Aspiring journalists learn newest skills for media jobs
Aspiring journalists from high schools around the world came to the University of Florida this summer for a week-long immersion in the information industries.
The annual Summer Journalism Institute, known as SJI, which has been a staple of the college’s outreach efforts since the mid-1950s, doubled in attendance this year with 200 students from 19 states and three countries.
“You can’t imagine how happy we are seeing 200 of the world’s best young journalists on our campus learning the basic skills and setting them on a path to make our global community more informed,” said Steve Johnson, the camp’s director and visual coordinator for the college. “We spend months planning every detail of the camp, yet each year we are surprised at how the camp takes on a spirit of its own with new and returning campers connecting, learning and sharing stories — the SJI network is stronger than ever.”
The students spend a full week at UF learning from professors and professionals in the communications fields. They wake up at 6:30 a.m., eat breakfast at Gator Corner Dining and begin full days of newsroom classes, writing workshops, keynote speakers and specialized electives in meteorology, video storytelling, photography and anchoring. This year’s program added another full day of courses to the program, and gave students more flexibility to select topical electives in the afternoons.
With a staff of more than 30 UF alumni, professors, adjuncts and students, the camp is a 24/7 operation from when the first future Gator arrives to the last flight home.

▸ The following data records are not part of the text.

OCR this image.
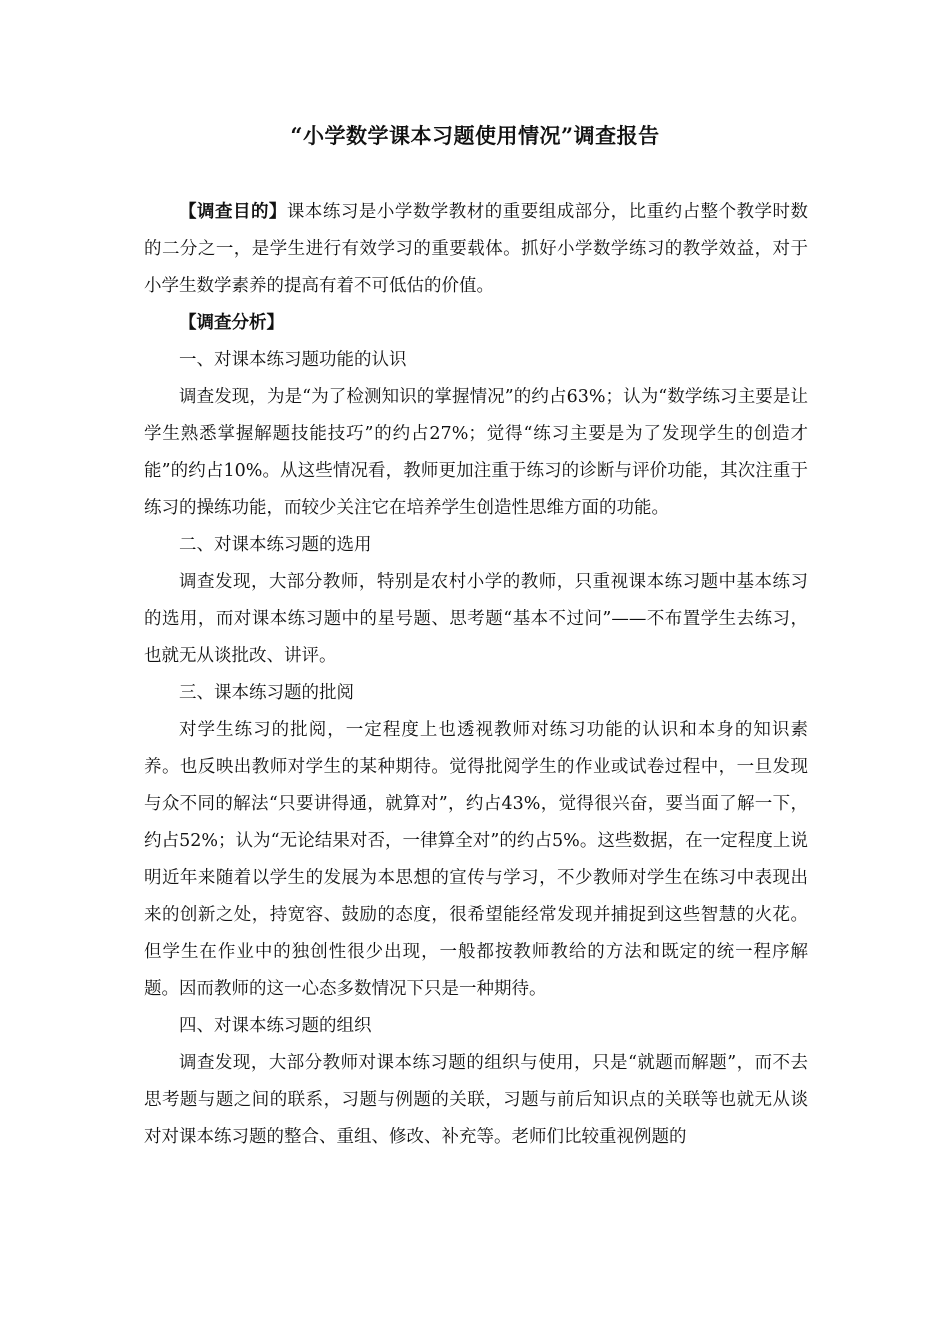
“小学数学课本习题使用情况”调查报告

【调查目的】课本练习是小学数学教材的重要组成部分，比重约占整个教学时数的二分之一，是学生进行有效学习的重要载体。抓好小学数学练习的教学效益，对于小学生数学素养的提高有着不可低估的价值。

【调查分析】

一、对课本练习题功能的认识

调查发现，为是“为了检测知识的掌握情况”的约占63%；认为“数学练习主要是让学生熟悉掌握解题技能技巧”的约占27%；觉得“练习主要是为了发现学生的创造才能”的约占10%。从这些情况看，教师更加注重于练习的诊断与评价功能，其次注重于练习的操练功能，而较少关注它在培养学生创造性思维方面的功能。

二、对课本练习题的选用

调查发现，大部分教师，特别是农村小学的教师，只重视课本练习题中基本练习的选用，而对课本练习题中的星号题、思考题“基本不过问”——不布置学生去练习，也就无从谈批改、讲评。

三、课本练习题的批阅

对学生练习的批阅，一定程度上也透视教师对练习功能的认识和本身的知识素养。也反映出教师对学生的某种期待。觉得批阅学生的作业或试卷过程中，一旦发现与众不同的解法“只要讲得通，就算对”，约占43%，觉得很兴奋，要当面了解一下，约占52%；认为“无论结果对否，一律算全对”的约占5%。这些数据，在一定程度上说明近年来随着以学生的发展为本思想的宣传与学习，不少教师对学生在练习中表现出来的创新之处，持宽容、鼓励的态度，很希望能经常发现并捕捉到这些智慧的火花。但学生在作业中的独创性很少出现，一般都按教师教给的方法和既定的统一程序解题。因而教师的这一心态多数情况下只是一种期待。

四、对课本练习题的组织

调查发现，大部分教师对课本练习题的组织与使用，只是“就题而解题”，而不去思考题与题之间的联系，习题与例题的关联，习题与前后知识点的关联等也就无从谈对对课本练习题的整合、重组、修改、补充等。老师们比较重视例题的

“It was gratifying to see how many people from our college worked to create a unique experience for young journalists,” said Diane McFarlin, dean of the College of Journalism and Communications. “It is programs like SJI that open doors and foster ideas in the next generation of storytellers. Connecting them with our network through expanded classes, speakers from across the country and additional time on the UF campus is important, and it was the coordinated efforts of so many that made this year such a success.”
SJI is one of several entrepreneurial and outreach efforts at the college. As this legacy program continues to grow, other programs will grow out of it.
“We are planning to expand our workshops, including potential options targeted to high school advisors next summer,” said Randy Bennett, director of entrepreneurship and partnerships at the college. “There is so much we can offer high school journalists, educators and working professionals, that we feel like we have laid the groundwork for even more outreach in the coming year.”
While at UF, the students worked in the college’s Innovation News Center, broadcast radio and television studios and labs to practice the most current methods of storytelling.
Their work was curated on the camp’s Tumblr page (http://www.ufsji.tumblr.com) and shared across the college’s social networks of prospective and current students, alumni and friends.
“We’ve been constantly retooling the curriculum of the camp to keep up with the changing way we communicate,” Johnson said. “Historically, the camp used to produce a physical paper to distribute to its participants; now we are producing digital-first content and sharing it with our networks of thousands.”
The college is already planning SJI 2015 and more information will be posted at www.jou.ufl.edu/sji.